What She Said — and What the Merger Meant for LimeRoad
At the time of the V-Mart acquisition, Suchi was direct about what the partnership offered the company: "This partnership helps us fundamentally solve the quality conundrum at value prices online, and accelerate our vision of making the freshest of fashion accessible to our core customer through a uniquely rich online-offline experience."
Under V-Mart's ownership, LimeRoad has been pursuing exactly the omnichannel strategy that the acquisition enabled. The merger laid the groundwork for making LimeRoad truly omnichannel, including the opening of LimeRoad's first branded store in Hubli, Karnataka. The platform that began as a purely digital discovery experience is now navigating the physical retail dimension that V-Mart's 500-plus stores across India make possible.
The Harder Challenges She Named Publicly
One of the most valuable things Suchi Mukherjee has contributed to the discourse around women entrepreneurship in India is her specific and candid naming of the structural challenges she faced — not as complaints but as observations that other women founders need to hear.
On gender bias in business contexts: a company registration official doubted her capabilities simply because she was a woman, telling her that nothing could be accomplished in India by someone who had come from abroad. She has framed this not as a reason for despair but as a reason for perseverance: the bias exists, but it should not determine the decision.
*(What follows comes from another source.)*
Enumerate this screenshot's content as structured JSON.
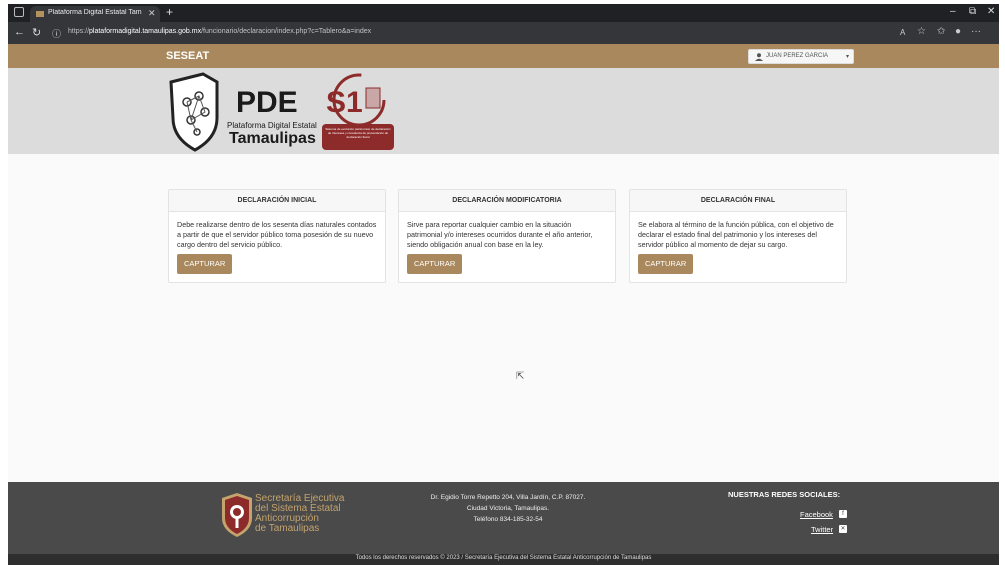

On the personal cost of entrepreneurship for women: "At a particular point in a woman's life, you will get into the sandwich zone," she explained, referring to the juggling act between young children, aging parents, and career demands. This is the reality of building a company during the years when family responsibilities are most intense — a reality that most startup narratives skip entirely.
On how to respond to that pressure: "Listen to everybody, but do what you think is right." Not defiance. Not dogmatism. A steady, evidence-based confidence in one's own judgement, built through years of doing the work.
What She Is Building Toward
The transition marks not just a new phase for LimeRoad, but also a personal pivot for Mukherjee as she prepares for her next entrepreneurial adventure. She has been clear that her journey in the startup world is far from over, while remaining appropriately measured about the specifics of what comes next.
Her framing of India's market opportunity is the framing of someone who has spent over a decade building at the intersection of Indian consumer behaviour and global technology practice: India is such a large market, and the country now has the ambition of becoming a developed nation by 2047 — an aspiration that creates enormous commercial opportunity for entrepreneurs willing to build for the India that is coming rather than the India that was.
The scrapbooking community that LimeRoad built — the 1.5 million user-generated visual content pieces, the community of women who found in the platform both a shopping experience and a creative outlet — was the right idea for a market that was not yet ready to receive it at the scale required to build a durable business. Whether the next chapter benefits from everything Suchi learned in the first is a question the Indian startup ecosystem is waiting to answer alongside her.